What actually spooked traders was the steerage. The board now forecasts adjusted EBITDA between £23.5m and £25.5m, sharply down from earlier steerage of roughly £29m. Administration blamed weak client sentiment within the UK, uncertainty within the US, and the collapse of a long-standing accomplice, Bodycare, which owes £300,000. With the shares now down 50% over 12 months, I’m questioning whether or not to chop and run.
By no means promote in a panic
Warpaint remains to be increasing, margins are enhancing, and Christmas buying and selling ought to assist. However sentiment has soured.
Below strict Motley Idiot buying and selling guidelines, I can’t purchase or promote a inventory inside two full days of writing about it. That’s offers me time to chill off. Promoting at this time would solely flip at this time’s paper loss into an actual one. There’s an opportunity it may very well be mitigated, if cut price hunters transfer in.
The massive query is whether or not the long-term story nonetheless holds and you already know what, I believe it in all probability does. So I’m going to maintain watching and see if administration may give Warpaint a rosy glow.

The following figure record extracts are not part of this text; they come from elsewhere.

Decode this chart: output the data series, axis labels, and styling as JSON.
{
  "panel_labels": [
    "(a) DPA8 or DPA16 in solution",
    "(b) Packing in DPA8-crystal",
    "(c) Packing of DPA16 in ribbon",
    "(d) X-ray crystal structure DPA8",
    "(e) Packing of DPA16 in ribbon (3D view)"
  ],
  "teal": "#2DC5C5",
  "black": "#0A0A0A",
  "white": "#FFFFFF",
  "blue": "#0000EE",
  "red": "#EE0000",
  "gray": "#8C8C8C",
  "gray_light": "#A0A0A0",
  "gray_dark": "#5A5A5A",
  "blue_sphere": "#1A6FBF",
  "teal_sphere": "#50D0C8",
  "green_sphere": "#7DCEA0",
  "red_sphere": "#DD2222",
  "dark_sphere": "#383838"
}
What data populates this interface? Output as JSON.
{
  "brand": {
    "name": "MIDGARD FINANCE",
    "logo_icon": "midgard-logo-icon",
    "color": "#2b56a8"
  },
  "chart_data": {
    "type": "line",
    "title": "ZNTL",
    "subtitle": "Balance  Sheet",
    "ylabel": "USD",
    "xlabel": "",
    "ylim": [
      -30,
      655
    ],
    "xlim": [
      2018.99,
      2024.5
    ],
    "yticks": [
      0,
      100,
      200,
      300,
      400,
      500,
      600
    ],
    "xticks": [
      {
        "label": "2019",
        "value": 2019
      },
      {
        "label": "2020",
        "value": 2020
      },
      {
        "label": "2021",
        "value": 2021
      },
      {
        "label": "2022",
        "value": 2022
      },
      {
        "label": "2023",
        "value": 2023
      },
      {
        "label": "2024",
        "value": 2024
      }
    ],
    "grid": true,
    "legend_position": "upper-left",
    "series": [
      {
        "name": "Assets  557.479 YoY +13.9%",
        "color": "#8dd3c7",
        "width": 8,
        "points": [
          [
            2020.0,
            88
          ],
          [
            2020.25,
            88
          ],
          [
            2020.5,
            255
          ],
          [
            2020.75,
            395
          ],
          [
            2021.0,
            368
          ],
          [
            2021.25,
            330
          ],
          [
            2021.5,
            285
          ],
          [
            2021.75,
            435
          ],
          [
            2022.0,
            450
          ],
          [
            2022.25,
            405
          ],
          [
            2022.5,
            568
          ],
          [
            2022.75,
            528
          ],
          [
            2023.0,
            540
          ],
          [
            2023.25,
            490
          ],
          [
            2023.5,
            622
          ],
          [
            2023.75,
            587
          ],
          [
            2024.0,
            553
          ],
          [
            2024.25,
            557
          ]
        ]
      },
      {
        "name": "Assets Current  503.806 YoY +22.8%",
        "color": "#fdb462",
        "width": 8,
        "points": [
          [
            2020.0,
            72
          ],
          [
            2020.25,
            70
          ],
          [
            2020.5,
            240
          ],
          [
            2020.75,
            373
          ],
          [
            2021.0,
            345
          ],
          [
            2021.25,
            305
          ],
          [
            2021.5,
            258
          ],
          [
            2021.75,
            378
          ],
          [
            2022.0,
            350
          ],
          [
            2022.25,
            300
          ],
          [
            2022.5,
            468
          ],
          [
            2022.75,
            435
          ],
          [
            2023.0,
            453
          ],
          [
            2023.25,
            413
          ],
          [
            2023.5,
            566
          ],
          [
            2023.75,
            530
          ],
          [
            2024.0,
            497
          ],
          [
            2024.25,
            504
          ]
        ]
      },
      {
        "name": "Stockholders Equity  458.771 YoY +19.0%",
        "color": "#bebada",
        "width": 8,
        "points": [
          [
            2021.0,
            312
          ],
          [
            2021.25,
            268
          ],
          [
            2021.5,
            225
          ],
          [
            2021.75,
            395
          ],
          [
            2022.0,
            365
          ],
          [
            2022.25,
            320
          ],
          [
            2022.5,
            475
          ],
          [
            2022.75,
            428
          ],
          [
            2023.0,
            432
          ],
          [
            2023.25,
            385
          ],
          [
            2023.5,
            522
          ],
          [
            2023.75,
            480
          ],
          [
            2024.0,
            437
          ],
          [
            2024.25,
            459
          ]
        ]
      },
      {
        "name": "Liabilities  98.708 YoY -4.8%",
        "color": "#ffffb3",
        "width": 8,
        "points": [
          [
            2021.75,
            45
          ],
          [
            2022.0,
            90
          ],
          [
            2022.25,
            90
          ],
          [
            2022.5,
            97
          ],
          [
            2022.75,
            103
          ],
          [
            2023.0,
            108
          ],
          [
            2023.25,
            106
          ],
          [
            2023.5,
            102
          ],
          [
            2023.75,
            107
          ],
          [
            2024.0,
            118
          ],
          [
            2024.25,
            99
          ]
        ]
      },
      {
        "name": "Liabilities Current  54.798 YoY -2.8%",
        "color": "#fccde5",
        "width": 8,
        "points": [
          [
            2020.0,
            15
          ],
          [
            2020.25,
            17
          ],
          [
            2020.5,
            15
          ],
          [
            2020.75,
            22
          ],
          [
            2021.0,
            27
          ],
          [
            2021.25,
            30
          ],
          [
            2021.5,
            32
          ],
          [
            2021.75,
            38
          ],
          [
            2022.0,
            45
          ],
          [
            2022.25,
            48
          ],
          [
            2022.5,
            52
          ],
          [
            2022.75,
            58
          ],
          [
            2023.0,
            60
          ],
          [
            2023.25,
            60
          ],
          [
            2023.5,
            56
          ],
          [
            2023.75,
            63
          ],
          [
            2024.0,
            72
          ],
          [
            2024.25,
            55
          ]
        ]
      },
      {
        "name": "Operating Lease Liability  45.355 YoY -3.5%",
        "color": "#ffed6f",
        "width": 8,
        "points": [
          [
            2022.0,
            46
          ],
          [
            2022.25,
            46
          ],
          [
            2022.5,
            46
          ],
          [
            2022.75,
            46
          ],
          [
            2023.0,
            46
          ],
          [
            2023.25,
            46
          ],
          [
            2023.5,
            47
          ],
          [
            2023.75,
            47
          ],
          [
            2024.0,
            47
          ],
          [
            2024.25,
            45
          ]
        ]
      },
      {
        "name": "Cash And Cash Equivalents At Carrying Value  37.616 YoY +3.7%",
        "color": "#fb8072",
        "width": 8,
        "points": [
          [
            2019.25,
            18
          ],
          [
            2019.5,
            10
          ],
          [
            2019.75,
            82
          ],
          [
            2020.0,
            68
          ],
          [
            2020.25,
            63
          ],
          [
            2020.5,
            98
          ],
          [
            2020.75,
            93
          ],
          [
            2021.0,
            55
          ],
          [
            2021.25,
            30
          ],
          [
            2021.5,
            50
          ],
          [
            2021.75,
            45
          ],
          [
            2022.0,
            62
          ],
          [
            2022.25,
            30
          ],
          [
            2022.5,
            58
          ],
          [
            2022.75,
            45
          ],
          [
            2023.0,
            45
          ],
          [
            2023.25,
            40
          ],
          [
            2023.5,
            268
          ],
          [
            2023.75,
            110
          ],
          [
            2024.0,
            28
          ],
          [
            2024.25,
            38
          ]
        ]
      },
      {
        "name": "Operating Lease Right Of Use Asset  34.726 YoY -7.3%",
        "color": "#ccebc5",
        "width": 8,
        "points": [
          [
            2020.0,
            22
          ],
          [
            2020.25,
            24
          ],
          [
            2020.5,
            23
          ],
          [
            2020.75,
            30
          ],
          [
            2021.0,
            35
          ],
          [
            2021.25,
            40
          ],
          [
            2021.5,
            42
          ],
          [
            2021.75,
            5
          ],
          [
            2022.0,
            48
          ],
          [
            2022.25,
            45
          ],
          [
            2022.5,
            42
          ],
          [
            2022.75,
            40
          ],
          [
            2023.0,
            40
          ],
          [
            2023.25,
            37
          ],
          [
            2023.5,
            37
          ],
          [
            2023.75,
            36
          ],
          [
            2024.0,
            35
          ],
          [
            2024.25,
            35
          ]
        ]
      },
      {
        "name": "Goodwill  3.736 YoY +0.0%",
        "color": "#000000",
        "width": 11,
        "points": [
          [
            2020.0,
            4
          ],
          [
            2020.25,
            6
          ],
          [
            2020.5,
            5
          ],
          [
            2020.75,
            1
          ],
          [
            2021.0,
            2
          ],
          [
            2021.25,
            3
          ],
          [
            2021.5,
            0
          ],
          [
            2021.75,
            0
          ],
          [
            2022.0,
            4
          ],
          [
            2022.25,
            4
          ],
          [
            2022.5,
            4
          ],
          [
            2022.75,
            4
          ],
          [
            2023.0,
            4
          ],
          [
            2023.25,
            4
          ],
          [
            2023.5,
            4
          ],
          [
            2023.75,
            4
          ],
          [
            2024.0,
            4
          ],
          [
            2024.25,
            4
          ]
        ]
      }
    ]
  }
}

AIM-listed restoration play
There might even be a case for traders who don’t but maintain the inventory to think about shopping for at at this time’s a lot decrease entry level, however they should be prepared for extra volatility. I’d advise excessive warning.
There’s a hazard I’m holding for the flawed causes. Mainly, as a result of I refuse to confess I bought it flawed. But when the inflation eases and rates of interest fall, a crushed down client inventory like this one might rally arduous. For now, Warpaint stays in my portfolio whereas I lick my wounds.